I’m deeply fascinated by how craft intersects with women’s historical roles. For centuries, the creative work traditionally done by women — spinning, knitting, weaving, sewing, mending — wasn’t hobby, or leisure, or decor. It was essential. It clothed families, protected communities, stabilised households, carried culture, and kept people alive through winter. Whole economies depended on women’s hands.
Yet as soon as human innovation marched forward, this “women’s work” was among the first things to be industrialised and, in turn, devalued. Skills once held in high regard became “pastimes” or “domestic duties,” while male-dominated visual arts — painting, sculpture, architecture — rose into the realm of “high art.” It’s not that one is better than the other; it’s the historical hierarchy that’s so striking. Women’s handwork became invisible the moment machines could do it. Men’s creative work became celebrated the moment money could be made from it.
And now we’re left with something strange. Handmade garments were once priceless; now fast fashion overflows in op-shops and landfill. Spinning and weaving were once community pillars; now they’re “niche crafts.” Fibre art is still dominated by women but rarely recognised on par with visual art. Machine-made textiles are cheap, disposable and environmentally devastating — and many people no longer know what real yarn even feels like.
The irony, of course, is that fibre artists, spinners and knitters are among the last guardians of tens of thousands of years of lineage of human making. Perhaps that’s why fibre feels so meaningful to me — because it connects grower, land, animal, maker and wearer in one long, invisible thread. A jumper isn’t just a jumper. Yarn isn’t just yarn. It holds weather patterns, good years and bad years, paddock nutrition, countless hands, a farmer’s blood, sweat and tears — and the character of the animal it grew on. It’s story material.

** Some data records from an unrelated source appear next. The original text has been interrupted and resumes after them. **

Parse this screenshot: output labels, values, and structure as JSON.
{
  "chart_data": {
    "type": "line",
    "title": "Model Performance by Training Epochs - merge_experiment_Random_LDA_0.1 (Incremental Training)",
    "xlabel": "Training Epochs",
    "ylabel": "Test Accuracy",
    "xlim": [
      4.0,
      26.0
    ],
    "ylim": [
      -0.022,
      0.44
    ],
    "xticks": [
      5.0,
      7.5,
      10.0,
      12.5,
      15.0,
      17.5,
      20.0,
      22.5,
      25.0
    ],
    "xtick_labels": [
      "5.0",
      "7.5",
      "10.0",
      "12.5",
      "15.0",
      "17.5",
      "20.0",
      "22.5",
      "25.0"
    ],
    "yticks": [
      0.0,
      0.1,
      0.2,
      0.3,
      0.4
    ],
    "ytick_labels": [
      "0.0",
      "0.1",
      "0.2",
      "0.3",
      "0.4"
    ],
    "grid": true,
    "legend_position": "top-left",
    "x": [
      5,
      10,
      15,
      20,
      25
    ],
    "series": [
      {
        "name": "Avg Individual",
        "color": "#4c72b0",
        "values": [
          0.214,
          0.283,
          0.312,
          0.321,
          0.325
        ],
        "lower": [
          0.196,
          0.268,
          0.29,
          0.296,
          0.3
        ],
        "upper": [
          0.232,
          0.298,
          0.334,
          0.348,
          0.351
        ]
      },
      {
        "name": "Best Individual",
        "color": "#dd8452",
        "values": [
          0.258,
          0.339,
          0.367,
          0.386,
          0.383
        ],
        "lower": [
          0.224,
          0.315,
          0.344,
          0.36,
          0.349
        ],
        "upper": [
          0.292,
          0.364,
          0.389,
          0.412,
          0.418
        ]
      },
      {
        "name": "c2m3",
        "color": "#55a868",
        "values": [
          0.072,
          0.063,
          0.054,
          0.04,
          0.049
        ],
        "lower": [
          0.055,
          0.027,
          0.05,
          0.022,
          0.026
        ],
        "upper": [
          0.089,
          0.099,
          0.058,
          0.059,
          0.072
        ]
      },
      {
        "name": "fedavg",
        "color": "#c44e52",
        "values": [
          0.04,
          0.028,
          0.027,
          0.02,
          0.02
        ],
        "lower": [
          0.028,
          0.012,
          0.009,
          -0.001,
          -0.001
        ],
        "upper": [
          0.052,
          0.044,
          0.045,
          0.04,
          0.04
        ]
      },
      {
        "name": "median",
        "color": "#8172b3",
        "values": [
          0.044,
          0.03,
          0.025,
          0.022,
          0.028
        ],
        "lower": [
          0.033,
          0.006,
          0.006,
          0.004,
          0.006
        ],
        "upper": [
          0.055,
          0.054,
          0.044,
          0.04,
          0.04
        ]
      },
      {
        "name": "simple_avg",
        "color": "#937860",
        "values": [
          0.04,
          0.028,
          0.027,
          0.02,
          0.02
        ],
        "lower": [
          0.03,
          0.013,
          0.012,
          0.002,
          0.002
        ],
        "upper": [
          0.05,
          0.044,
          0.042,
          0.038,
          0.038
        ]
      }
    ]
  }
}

The longer I spend dreaming about the mill, the more I realise this isn’t just about processing fleece. It’s about growers feeling proud when they hand over their raw fibre. It’s about makers feeling that spark when they touch the yarn. It’s about people knowing where their fibre comes from — not as a trend, but as a truth.
If you’re a maker: come and meet the animals you knit from.
If you’re a grower: come and see how your fleeces are treated and returned to you.
One day, when the mill finally comes to life, I hope to create and sell yarn that carries that feeling. Yarn with soul. Yarn that makes people pause. Yarn that reminds us of where things come from and how things grow.
Until then, I’ll keep collecting ideas, learning from others, dreaming out loud and sharing the journey.
What I’m thinking about today
If you own any animal – you are responsible for educating yourself. I don’t think there is a defence of ‘oh I wasn’t sure’ when you have google at your finger tips.
Alpacas need to be shorn ever year (and their injections too).
Shop local whenever you can, in whatever way you can afford. Generally you will pay more, because it’s been made – not manufactured.
Visit farmstays. It helps farmers feel like they have a holiday hearing your stories.
Consider sharing your authentic self. We wanna know the real you!